Steve Tisch, co-owner of the New York Giants, along with his siblings Jonathan and Laurie, is in the process of transferring their combined 23% ownership stake in the NFL franchise to trusts benefiting their children. The move, which requires approval from the NFL, involves a team valued at approximately $10.3 billion as of last year. Such ownership transitions are common among sports franchises as part of long-term estate planning and succession strategies.

This transfer gains added attention due to Tisch’s recent association with documents related to the Jeffrey Epstein investigation. Tisch’s name appeared extensively in emails released earlier this year, revealing correspondence that ranged from casual exchanges to discussions about Epstein’s controversial social circle. However, Tisch has emphatically denied any wrongdoing, stating he never engaged in Epstein’s illicit activities and did not visit his private island. “He was a terrible person and someone I deeply regret associating with,” Tisch commented in January.

While the NFL has not publicly responded to inquiries about the approval process, and the Giants declined to comment, industry experts note that ownership transitions like this are routine and do not typically disrupt team operations. The Tisch family’s move underscores a broader trend among sports franchise owners to secure their legacies and ensure stability for future generations.

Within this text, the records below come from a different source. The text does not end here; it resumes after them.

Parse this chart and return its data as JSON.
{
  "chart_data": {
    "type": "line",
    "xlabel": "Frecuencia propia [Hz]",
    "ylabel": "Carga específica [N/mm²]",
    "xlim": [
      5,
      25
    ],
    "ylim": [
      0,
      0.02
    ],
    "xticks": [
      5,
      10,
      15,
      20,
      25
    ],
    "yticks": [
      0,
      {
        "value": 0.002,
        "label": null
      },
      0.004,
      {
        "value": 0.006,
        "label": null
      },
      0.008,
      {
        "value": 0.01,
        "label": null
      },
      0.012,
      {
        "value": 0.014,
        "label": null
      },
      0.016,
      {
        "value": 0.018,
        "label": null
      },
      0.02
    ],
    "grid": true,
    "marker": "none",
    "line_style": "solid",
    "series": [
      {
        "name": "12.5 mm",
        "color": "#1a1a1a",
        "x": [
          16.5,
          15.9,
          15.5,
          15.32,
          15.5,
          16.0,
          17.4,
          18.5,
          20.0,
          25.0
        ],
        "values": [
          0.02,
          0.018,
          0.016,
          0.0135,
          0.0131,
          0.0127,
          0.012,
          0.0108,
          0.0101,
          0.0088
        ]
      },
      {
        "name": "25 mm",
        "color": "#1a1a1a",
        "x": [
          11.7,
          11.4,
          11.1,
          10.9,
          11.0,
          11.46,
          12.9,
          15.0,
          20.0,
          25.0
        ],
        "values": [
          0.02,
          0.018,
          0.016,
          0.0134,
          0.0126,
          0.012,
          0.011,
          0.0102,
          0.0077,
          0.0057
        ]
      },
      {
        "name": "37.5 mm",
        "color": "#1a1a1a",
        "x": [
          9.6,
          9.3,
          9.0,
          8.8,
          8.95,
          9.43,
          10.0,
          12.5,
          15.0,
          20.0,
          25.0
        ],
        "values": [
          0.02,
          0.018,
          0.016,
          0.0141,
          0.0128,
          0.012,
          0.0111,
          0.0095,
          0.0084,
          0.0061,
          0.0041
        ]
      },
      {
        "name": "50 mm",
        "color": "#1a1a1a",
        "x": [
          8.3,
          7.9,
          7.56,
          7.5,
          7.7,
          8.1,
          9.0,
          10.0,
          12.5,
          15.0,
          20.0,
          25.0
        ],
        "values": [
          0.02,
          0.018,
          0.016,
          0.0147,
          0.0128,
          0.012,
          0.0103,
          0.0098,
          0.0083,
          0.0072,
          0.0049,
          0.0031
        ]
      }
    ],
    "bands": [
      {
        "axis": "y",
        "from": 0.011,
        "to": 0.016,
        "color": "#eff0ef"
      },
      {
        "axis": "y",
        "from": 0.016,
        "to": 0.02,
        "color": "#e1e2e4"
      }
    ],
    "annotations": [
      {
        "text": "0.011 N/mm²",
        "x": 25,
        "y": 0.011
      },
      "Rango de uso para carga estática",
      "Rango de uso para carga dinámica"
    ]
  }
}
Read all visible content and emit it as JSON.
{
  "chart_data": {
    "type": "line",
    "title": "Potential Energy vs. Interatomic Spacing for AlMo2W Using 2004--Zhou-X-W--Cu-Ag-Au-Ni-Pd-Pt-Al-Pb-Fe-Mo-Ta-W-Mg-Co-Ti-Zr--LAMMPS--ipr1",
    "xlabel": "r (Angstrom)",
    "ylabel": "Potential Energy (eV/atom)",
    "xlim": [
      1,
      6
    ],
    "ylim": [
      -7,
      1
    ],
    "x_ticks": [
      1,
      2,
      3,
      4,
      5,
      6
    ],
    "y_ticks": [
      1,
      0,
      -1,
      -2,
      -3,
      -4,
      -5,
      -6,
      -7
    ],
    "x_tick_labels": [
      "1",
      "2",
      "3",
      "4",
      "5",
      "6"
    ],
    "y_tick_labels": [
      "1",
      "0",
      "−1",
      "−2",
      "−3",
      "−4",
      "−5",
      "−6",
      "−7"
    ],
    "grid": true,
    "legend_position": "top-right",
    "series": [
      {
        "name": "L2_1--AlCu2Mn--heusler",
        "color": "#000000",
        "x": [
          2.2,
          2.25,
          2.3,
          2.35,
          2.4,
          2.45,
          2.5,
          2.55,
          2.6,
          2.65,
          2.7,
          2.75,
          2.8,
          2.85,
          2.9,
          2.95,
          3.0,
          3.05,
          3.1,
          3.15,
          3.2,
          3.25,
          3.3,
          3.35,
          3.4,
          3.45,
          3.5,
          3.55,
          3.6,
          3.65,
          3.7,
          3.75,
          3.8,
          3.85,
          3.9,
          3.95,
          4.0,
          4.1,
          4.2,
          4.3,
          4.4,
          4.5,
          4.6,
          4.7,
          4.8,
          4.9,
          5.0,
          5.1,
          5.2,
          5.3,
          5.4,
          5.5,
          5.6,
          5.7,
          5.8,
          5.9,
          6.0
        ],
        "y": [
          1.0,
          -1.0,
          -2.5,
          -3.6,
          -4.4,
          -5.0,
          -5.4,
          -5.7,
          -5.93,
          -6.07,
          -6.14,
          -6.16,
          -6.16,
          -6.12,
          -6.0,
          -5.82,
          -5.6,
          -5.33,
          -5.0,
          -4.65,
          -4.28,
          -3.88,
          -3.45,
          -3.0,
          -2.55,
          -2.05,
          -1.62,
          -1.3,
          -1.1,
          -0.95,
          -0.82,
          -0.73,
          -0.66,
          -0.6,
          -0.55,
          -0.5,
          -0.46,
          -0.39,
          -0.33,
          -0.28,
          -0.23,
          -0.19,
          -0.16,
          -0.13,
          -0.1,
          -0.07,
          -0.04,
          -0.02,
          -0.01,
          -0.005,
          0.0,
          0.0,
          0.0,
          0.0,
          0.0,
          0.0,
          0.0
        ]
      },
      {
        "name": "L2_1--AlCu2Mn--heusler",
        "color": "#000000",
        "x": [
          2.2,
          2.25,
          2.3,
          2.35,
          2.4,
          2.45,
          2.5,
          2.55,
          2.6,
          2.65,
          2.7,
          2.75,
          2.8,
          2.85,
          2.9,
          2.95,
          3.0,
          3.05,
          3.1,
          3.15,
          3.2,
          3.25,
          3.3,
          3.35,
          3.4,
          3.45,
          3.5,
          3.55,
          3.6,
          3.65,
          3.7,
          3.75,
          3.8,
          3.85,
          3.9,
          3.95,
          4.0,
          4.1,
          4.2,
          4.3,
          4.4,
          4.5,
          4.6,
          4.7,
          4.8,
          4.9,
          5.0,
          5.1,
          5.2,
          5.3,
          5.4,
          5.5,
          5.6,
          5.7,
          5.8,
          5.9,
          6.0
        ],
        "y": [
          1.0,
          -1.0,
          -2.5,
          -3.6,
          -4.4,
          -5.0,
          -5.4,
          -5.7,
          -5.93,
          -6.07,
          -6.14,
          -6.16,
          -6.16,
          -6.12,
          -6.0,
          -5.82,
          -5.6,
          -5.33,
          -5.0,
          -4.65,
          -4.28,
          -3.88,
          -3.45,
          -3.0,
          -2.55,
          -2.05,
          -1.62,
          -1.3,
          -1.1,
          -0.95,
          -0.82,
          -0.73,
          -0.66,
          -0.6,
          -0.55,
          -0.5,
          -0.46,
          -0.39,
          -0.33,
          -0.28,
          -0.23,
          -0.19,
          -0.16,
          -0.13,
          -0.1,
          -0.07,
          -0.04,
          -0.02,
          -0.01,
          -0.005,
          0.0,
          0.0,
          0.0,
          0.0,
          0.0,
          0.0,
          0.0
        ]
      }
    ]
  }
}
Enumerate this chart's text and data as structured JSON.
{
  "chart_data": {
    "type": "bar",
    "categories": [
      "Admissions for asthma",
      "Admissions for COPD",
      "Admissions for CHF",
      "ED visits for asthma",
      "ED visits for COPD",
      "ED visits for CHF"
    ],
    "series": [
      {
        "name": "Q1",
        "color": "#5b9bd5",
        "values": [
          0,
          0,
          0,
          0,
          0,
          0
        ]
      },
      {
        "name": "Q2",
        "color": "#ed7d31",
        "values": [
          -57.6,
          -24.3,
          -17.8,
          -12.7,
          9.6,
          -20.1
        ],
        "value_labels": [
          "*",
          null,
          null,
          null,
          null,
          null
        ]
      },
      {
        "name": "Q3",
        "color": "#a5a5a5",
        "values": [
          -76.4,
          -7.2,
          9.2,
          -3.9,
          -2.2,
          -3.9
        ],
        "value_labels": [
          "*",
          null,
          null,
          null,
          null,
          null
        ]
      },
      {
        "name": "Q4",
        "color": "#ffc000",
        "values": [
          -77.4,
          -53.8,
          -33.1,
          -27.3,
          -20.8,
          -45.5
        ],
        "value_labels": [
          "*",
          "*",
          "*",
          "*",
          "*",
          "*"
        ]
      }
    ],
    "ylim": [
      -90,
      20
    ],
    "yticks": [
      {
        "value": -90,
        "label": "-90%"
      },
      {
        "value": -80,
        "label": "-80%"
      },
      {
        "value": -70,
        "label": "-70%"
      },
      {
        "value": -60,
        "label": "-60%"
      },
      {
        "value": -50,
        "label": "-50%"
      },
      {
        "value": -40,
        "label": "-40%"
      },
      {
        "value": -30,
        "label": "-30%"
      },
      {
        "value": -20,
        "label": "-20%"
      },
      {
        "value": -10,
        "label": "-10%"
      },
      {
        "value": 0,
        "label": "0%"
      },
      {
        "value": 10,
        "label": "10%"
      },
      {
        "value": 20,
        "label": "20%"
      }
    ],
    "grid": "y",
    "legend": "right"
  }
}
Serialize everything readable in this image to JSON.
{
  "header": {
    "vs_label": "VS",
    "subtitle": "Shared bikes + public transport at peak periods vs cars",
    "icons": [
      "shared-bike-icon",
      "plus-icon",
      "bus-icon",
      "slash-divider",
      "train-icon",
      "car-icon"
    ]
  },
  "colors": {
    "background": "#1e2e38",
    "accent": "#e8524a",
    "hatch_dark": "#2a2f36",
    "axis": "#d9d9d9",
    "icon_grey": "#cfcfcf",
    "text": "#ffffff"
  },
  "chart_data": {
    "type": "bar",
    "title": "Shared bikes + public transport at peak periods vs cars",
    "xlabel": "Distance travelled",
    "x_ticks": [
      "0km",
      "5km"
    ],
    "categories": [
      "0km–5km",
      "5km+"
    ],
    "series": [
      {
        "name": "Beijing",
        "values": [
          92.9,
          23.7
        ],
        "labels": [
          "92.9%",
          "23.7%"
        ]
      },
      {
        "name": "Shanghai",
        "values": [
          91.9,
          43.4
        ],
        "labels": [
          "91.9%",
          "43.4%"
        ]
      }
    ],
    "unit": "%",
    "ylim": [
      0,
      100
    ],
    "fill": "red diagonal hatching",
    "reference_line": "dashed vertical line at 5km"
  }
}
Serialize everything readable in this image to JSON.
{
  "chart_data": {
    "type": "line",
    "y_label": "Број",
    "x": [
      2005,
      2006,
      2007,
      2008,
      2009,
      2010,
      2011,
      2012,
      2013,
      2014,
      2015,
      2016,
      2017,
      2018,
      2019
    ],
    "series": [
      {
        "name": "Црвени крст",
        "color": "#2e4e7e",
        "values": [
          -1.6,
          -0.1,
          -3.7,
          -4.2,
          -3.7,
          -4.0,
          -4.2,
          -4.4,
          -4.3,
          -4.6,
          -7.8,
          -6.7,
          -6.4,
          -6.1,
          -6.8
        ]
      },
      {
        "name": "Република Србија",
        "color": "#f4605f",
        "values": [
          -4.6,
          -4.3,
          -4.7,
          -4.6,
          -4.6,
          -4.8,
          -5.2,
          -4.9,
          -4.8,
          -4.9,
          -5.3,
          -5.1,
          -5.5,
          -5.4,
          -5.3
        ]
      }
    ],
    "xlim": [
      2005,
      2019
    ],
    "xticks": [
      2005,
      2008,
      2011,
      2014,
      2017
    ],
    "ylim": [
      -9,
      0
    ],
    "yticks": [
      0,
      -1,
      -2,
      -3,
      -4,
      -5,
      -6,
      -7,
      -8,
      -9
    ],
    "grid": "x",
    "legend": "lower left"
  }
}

For New York’s business community, this development highlights the intersection of high-profile ownership stakes and estate planning within the lucrative sports industry. The Giants, a cornerstone franchise in Manhattan and the greater New York metropolitan area, play a significant role not only in sports but also in local economic activity, media, and brand influence. As ownership structures evolve, stakeholders will be watching closely to see how the Tisch family’s next-generation leadership shapes the team’s future.